Volto para casa de cabeça erguida, apesar da incômoda fuligem em meus olhos. Às portas de meu templo, dezenas de cavalos-de-tróia aguardam a menor brecha em meus portões. Adaga em mãos, em luto, passo entre eles orgulhoso, não lhes direcionando um olhar que seja – mas sinto-lhes bafejando aos meus passos. No meu pátio, do lado de dentro, sofro ao ver os cavalos-de-tróia que aceitei, que estão alí, mostrando minhas próprias fraquezas. Lembro de meu vizinho. Lembro dos viajantes. Sinto algo tocar minhas costas – um raio solar. A minha volta, só fuligem empesteando meu ar. O sol me toca, sim, mas de dentro.

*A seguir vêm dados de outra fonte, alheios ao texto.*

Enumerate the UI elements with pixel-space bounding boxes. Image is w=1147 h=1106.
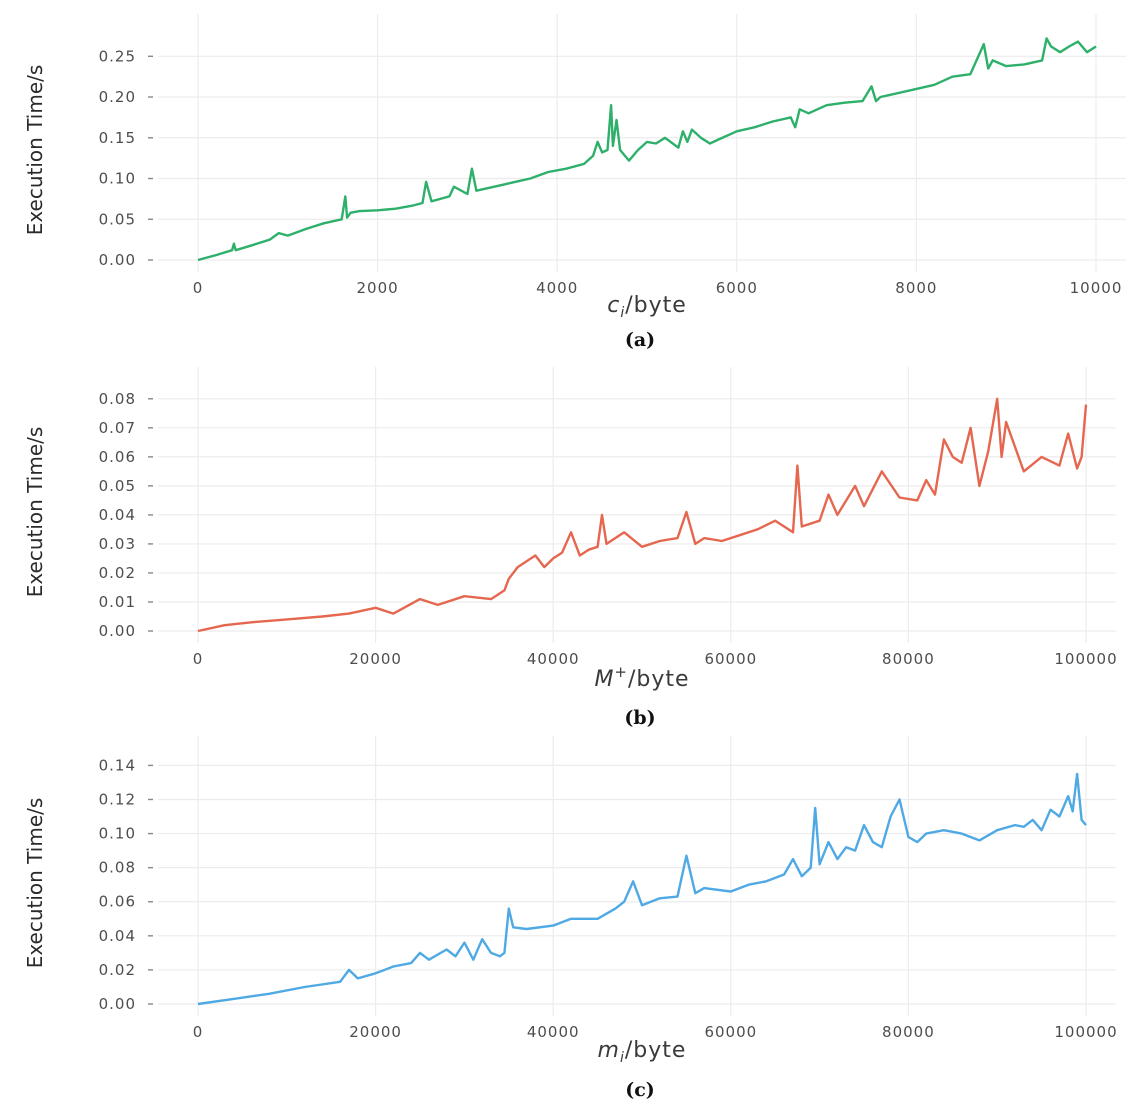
- y-axis-label: Execution Time/s: [23, 798, 47, 969]
- x-tick-label: 10000: [1070, 279, 1123, 297]
- chart-panel-1: 0 2000 4000 6000 8000 10000 0.00 0.05 0.10 0.15 0.…: [23, 14, 1126, 351]
- y-axis-label: Execution Time/s: [23, 65, 47, 236]
- y-tick-label: 0.20: [99, 88, 136, 106]
- y-tick-label: 0.02: [99, 564, 136, 582]
- y-tick-label: 0.01: [99, 593, 136, 611]
- y-tick-label: 0.07: [99, 419, 136, 437]
- y-tick-label: 0.15: [99, 129, 136, 147]
- y-tick-label: 0.04: [99, 506, 136, 524]
- panel-caption: (b): [624, 707, 655, 729]
- x-tick-label: 0: [193, 279, 204, 297]
- y-tick-label: 0.25: [99, 47, 136, 65]
- series-line: [197, 397, 1088, 633]
- x-tick-label: 20000: [349, 1023, 402, 1041]
- panel-caption: (a): [625, 329, 655, 351]
- x-tick-label: 8000: [895, 279, 937, 297]
- y-tick-label: 0.05: [99, 210, 136, 228]
- y-tick-label: 0.10: [99, 825, 136, 843]
- x-tick-label: 4000: [536, 279, 578, 297]
- y-tick-label: 0.00: [99, 995, 136, 1013]
- x-tick-label: 80000: [882, 1023, 935, 1041]
- x-tick-label: 60000: [704, 1023, 757, 1041]
- x-tick-label: 100000: [1054, 650, 1117, 668]
- x-tick-label: 20000: [349, 650, 402, 668]
- x-axis-label: M+/byte: [594, 663, 689, 692]
- y-tick-label: 0.00: [99, 622, 136, 640]
- y-tick-label: 0.06: [99, 893, 136, 911]
- y-tick-label: 0.14: [99, 756, 136, 774]
- x-tick-label: 100000: [1054, 1023, 1117, 1041]
- y-tick-label: 0.05: [99, 477, 136, 495]
- y-tick-label: 0.10: [99, 170, 136, 188]
- x-tick-label: 80000: [882, 650, 935, 668]
- y-axis-label: Execution Time/s: [23, 427, 47, 598]
- x-tick-label: 60000: [704, 650, 757, 668]
- x-tick-label: 6000: [716, 279, 758, 297]
- x-tick-label: 40000: [527, 1023, 580, 1041]
- x-tick-label: 40000: [527, 650, 580, 668]
- panel-caption: (c): [625, 1079, 655, 1101]
- y-tick-label: 0.04: [99, 927, 136, 945]
- y-tick-label: 0.08: [99, 390, 136, 408]
- y-tick-label: 0.08: [99, 859, 136, 877]
- y-tick-label: 0.06: [99, 448, 136, 466]
- x-axis-label: mi/byte: [598, 1038, 687, 1066]
- chart-panel-3: 0 20000 40000 60000 80000 100000 0.00 0.02 0.04 0…: [23, 736, 1117, 1101]
- chart-panel-2: 0 20000 40000 60000 80000 100000 0.00 0.01 0.02 0…: [23, 367, 1117, 729]
- series-line: [197, 37, 1097, 262]
- series-line: [197, 772, 1087, 1006]
- y-tick-label: 0.03: [99, 535, 136, 553]
- x-axis-label: ci/byte: [607, 293, 687, 321]
- x-tick-label: 0: [193, 650, 204, 668]
- x-tick-label: 0: [193, 1023, 204, 1041]
- x-tick-label: 2000: [357, 279, 399, 297]
- y-tick-label: 0.02: [99, 961, 136, 979]
- y-tick-label: 0.12: [99, 790, 136, 808]
- y-tick-label: 0.00: [99, 251, 136, 269]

Lembro de Quixote. Simpatizo com ele. Entendo aqueles que na rua do comércio me dizem, rindo-se entre os dentes “vais boicotar a tudo, mas como vais boicotar a fome?”. Seríamos tão fortes... às vezes lhes proponho questionamentos, mas não querem pensar no que estão fazendo. Carregam tanto entulho em suas costas que se os descessem para analizá-los não conseguiriam colocar tudo de volta às costas sozinhos (e ninguém lhes ajudaria, também). Talvez por isso eu tenha podido questionar tão “cedo” - nunca tive nada do que me despir, nem tanto a questionar. A verdade é que estava no básico, quando questionei o básico. Quando desci o que estava às minhas costas eram apenas meus hábitos.


Já não atendo à porta sempre. Sei diferenciar a batidas de gente de verdade das de soldados. Aguardo o dia em que poderei sair pelo portão da frente de meu templo e ver o sol para além de tantos gigantes cavalos-de-tróia. Enquanto isso, preparo minhas malas, serei também viajante a levar as boas novas, como foram um dia para mim. Adaga na cintura, bolsas às costas... rodo as chaves no meu indicador. Penso no meu navio... afasto o pensamento. Voltar para o mar? Não, é preciso pisar as ruas da cidade.